Plus de 650 garde-côtes de l’agence sont déjà déployés en Italie, du jamais-vu, d’après Fabrice Leggeri.

Interrogé sur la crainte de nouveaux naufrages au large des côtes italiennes cet été, Fabrice Leggeri a fait état d’un phénomène nouveau en Méditerranée centrale. Depuis quelques mois, les trafiquants surchargent encore davantage les bateaux, avec jusqu’à 130 personnes à bord, et envoient 15 à 20 navires sur l’eau en même temps, augmentant mathématiquement le risque de mortalité en cas de drame, a-t-il expliqué.

D’après lui, le gel de la route de la Méditerranée orientale est en partie dû à l’accord UE-Turquie par lequel ce pays a accepté de réadmettre sur son territoire tous les migrants arrivés irrégulièrement en Grèce via Ankara.

Depuis avril, 470 migrants ont été réadmis en Turquie, indique Fabrice Leggeri.

“STRESS-TESTS”

Le directeur de Frontex a présenté mardi l’Agence européenne de garde-frontières et garde-côtes, pour laquelle le Parlement européen a donné son feu vert la semaine dernière.

Alors que son budget était inférieur à 100 millions d’euros en 2015, elle disposera de 250 millions d’euros en 2016, et d’au moins 330 millions d’euros en 2017, un budget qui devrait être pérennisé jusqu’en 2020, selon Fabrice Leggeri.

Ce nouveau corps de 1.500 garde-frontières et garde-côtes européens, mobilisable en moins d’une semaine en cas de crise migratoire, aura de nouvelles missions et compétences.

L’Agence procédera notamment à des études de vulnérabilité pour vérifier, via des “stress-tests”, la capacité des Etats membres à répondre à une crise migratoire.

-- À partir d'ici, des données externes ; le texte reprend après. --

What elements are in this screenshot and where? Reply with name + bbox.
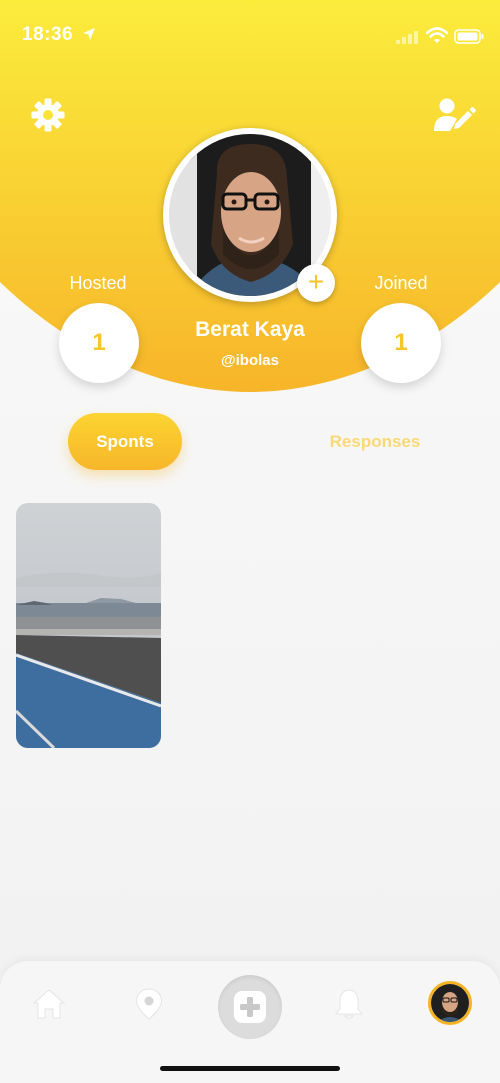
tab-responses[interactable]: Responses: [310, 413, 440, 470]
profile-name: Berat Kaya: [195, 318, 305, 341]
hosted-count[interactable]: 1: [59, 303, 139, 383]
home-icon[interactable]: [32, 987, 66, 1021]
spont-thumbnail[interactable]: [16, 503, 161, 748]
hosted-label: Hosted: [69, 273, 127, 293]
battery-icon: [454, 29, 484, 44]
wifi-icon: [426, 27, 448, 43]
status-bar: 18:36: [0, 0, 500, 70]
status-time: 18:36: [22, 24, 74, 45]
add-icon: [234, 991, 266, 1023]
joined-count[interactable]: 1: [361, 303, 441, 383]
bottom-navigation: [0, 961, 500, 1083]
home-indicator: [160, 1066, 340, 1071]
location-pin-icon[interactable]: [132, 987, 166, 1021]
bell-icon[interactable]: [332, 987, 366, 1021]
gear-icon[interactable]: [30, 97, 66, 133]
create-spont-button[interactable]: [218, 975, 282, 1039]
profile-handle: @ibolas: [221, 352, 279, 369]
joined-label: Joined: [374, 273, 428, 293]
profile-screen: 18:36 + Hosted 1 Joined 1 Berat Kaya @ib…: [0, 0, 500, 1083]
cellular-signal-icon: [396, 31, 418, 44]
location-arrow-icon: [83, 28, 95, 40]
add-photo-button[interactable]: +: [297, 264, 335, 302]
user-edit-icon[interactable]: [434, 98, 476, 132]
tab-sponts[interactable]: Sponts: [68, 413, 182, 470]
profile-avatar[interactable]: [428, 981, 472, 1025]
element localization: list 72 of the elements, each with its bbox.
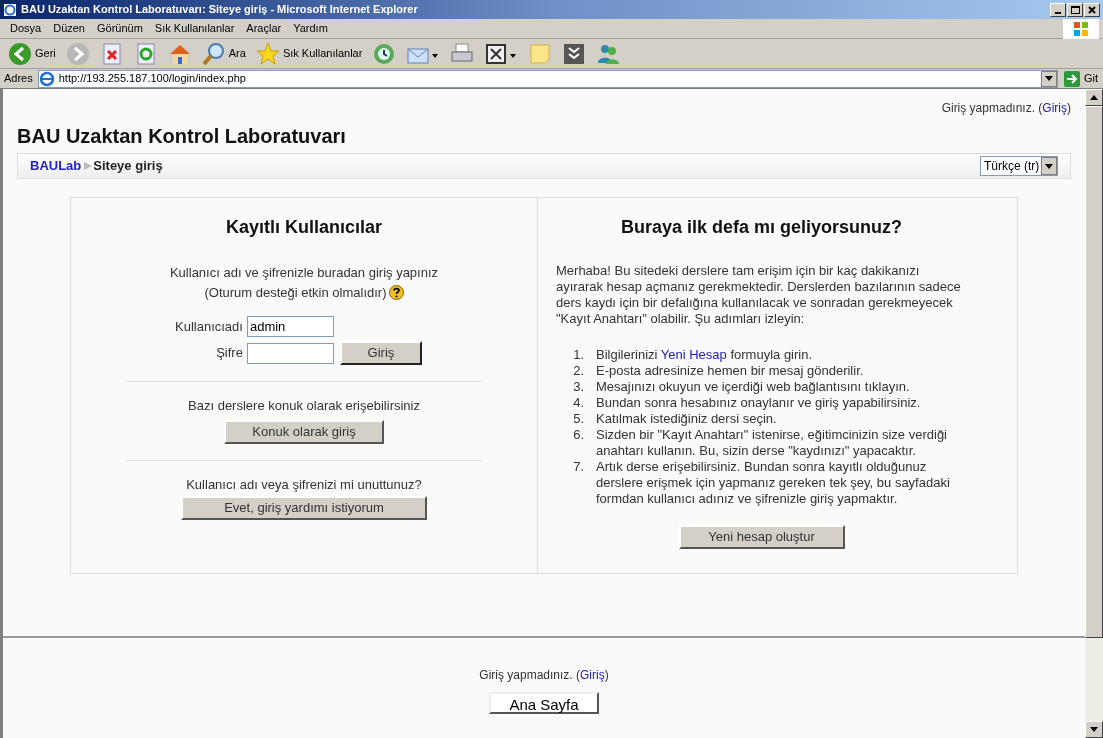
login-status-text: Giriş yapmadınız. (Giriş) (479, 667, 609, 684)
maximize-button[interactable] (1067, 2, 1083, 17)
favorites-button[interactable]: Sık Kullanılanlar (253, 40, 365, 67)
scroll-down-icon (1090, 727, 1098, 732)
step-text: Mesajınızı okuyun ve içerdiği web bağlantısını tıklayın. (596, 379, 910, 395)
menu-item[interactable]: Araçlar (240, 20, 288, 37)
step-number: 4. (572, 395, 585, 411)
menu-item[interactable]: Sık Kullanılanlar (148, 20, 241, 37)
step-number: 7. (572, 459, 585, 476)
login-button[interactable]: Giriş (339, 341, 422, 365)
breadcrumb-arrow-icon (83, 161, 94, 171)
close-button[interactable] (1084, 2, 1100, 17)
dropdown-arrow-icon (1044, 76, 1053, 81)
search-icon (201, 41, 226, 66)
instruction-text: Bazı derslere konuk olarak erişebilirsiniz (188, 397, 420, 415)
back-button[interactable]: Geri (6, 40, 58, 67)
step-text: Bundan sonra hesabınız onaylanır ve giriş yapabilirsiniz. (596, 395, 921, 411)
star-icon (255, 41, 280, 66)
login-link[interactable]: Giriş (1042, 101, 1067, 115)
signup-link[interactable]: Yeni Hesap (660, 347, 727, 362)
window-title: BAU Uzaktan Kontrol Laboratuvarı: Siteye giriş - Microsoft Internet Explorer (21, 2, 418, 18)
home-button[interactable]: Ana Sayfa (489, 692, 599, 714)
step-number: 3. (572, 379, 585, 395)
guest-login-button[interactable]: Konuk olarak giriş (224, 419, 384, 444)
instruction-text: (Oturum desteği etkin olmalıdır) (204, 283, 387, 302)
step-number: 5. (572, 411, 585, 427)
field-label: Kullanıcıadı (175, 317, 243, 336)
dropdown-arrow-icon (1045, 163, 1053, 169)
username-field[interactable]: admin (246, 316, 334, 337)
field-label: Şifre (215, 344, 243, 363)
instruction-text: Kullanıcı adı veya şifrenizi mi unuttunuz? (186, 475, 422, 494)
step-number: 2. (572, 363, 585, 379)
menu-item[interactable]: Yardım (287, 20, 334, 37)
login-status-text: Giriş yapmadınız. (Giriş) (941, 100, 1071, 117)
step-text: Artık derse erişebilirsiniz. Bundan sonra kayıtlı olduğunuz derslere erişmek için yapmanız gereken tek şey, bu sayfadaki formdan kullanıcı adınız ve şifrenizle giriş yapmaktır. (596, 459, 951, 507)
step-number: 6. (572, 427, 585, 444)
maximize-icon (1070, 5, 1080, 14)
instruction-text: Kullanıcı adı ve şifrenizle buradan giriş yapınız (169, 264, 439, 282)
create-account-button[interactable]: Yeni hesap oluştur (678, 525, 845, 549)
step-text: E-posta adresinize hemen bir mesaj gönderilir. (596, 363, 864, 379)
help-icon (388, 284, 404, 300)
step-text: Katılmak istediğiniz dersi seçin. (596, 411, 777, 427)
section-heading: Buraya ilk defa mı geliyorsunuz? (619, 216, 904, 239)
section-heading: Kayıtlı Kullanıcılar (225, 216, 383, 239)
minimize-icon (1055, 11, 1061, 14)
windows-logo-icon (1073, 20, 1089, 37)
menu-item[interactable]: Görünüm (91, 20, 149, 37)
address-label: Adres (3, 71, 34, 87)
note-icon (528, 41, 553, 66)
site-title: BAU Uzaktan Kontrol Laboratuvarı (17, 124, 346, 149)
go-button[interactable]: Git (1060, 70, 1101, 87)
login-link[interactable]: Giriş (580, 668, 605, 682)
search-button[interactable]: Ara (199, 40, 248, 67)
close-icon (1088, 5, 1096, 14)
step-text: Bilgilerinizi Yeni Hesap formuyla girin. (596, 347, 813, 363)
password-field[interactable] (246, 342, 334, 364)
scroll-up-icon (1090, 95, 1098, 100)
password-help-button[interactable]: Evet, giriş yardımı istiyorum (181, 496, 427, 520)
breadcrumb-current: Siteye giriş (93, 157, 163, 176)
step-text: Sizden bir "Kayıt Anahtarı" istenirse, eğitimcinizin size verdiği anahtarı kullanın. Bu, sizin derse "kaydınızı" yapacaktır. (596, 427, 948, 459)
step-number: 1. (572, 347, 585, 363)
menu-item[interactable]: Dosya (4, 20, 48, 37)
address-field[interactable]: http://193.255.187.100/login/index.php (37, 69, 1058, 88)
intro-paragraph: Merhaba! Bu sitedeki derslere tam erişim için bir kaç dakikanızı ayırarak hesap açmanız gerekmektedir. Derslerden bazılarının sadece ders kaydı için bir defalığına kullanılacak ve sonradan gerekmeyecek "Kayıt Anahtarı" olabilir. Şu adımları izleyin: (556, 263, 962, 327)
minimize-button[interactable] (1050, 2, 1066, 17)
menu-item[interactable]: Düzen (47, 20, 91, 37)
go-arrow-icon (1063, 70, 1080, 87)
browser-icon (3, 2, 17, 17)
language-select[interactable]: Türkçe (tr) (980, 156, 1058, 176)
scrollbar[interactable] (1085, 89, 1103, 738)
breadcrumb-link[interactable]: BAULab (30, 156, 82, 176)
history-icon (372, 41, 397, 66)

Et elle indiquera aux Etats concernés les mesures à mettre en oeuvre pour pallier d’éventuelles faiblesses.

“Les conclusions seront contraignantes pour les Etats membres (mais) elles vont aller de pair avec une aide”, souligne Fabrice Leggeri. Le conseil de l’Union européenne pourrait voter temporairement le rétablissement des contrôles aux frontières de l’Etat récalcitrant, indique-t-il, tout en réfutant le terme de “punition”.

Frontex cherche pour le moment à constituer un échantillon d’Etats volontaires pour affiner la méthodologie de ces “stress- tests”, qui devrait être adoptée d’ici novembre.

La nouvelle agence bénéficiera aussi d’un mécanisme de plainte, pour permettre aux migrants de signaler d’éventuelles violations des droits de l’Homme. Un mécanisme “un peu subtil à mettre en oeuvre”, reconnaît toutefois Fabrice Leggeri, puisqu’il ne pourra être efficace que sur les agents statutaires de l’agence, et pas sur les agents employés par un Etat membre.

Un peu moins de 350 personnes sont aujourd’hui employées par Frontex à son siège de Varsovie, en Pologne. Des effectifs amenés à rapidement augmenter puisque plus de 220 personnes seront recrutées en 2017, avec pour objectif d’atteindre 1.000 salariés en 2020.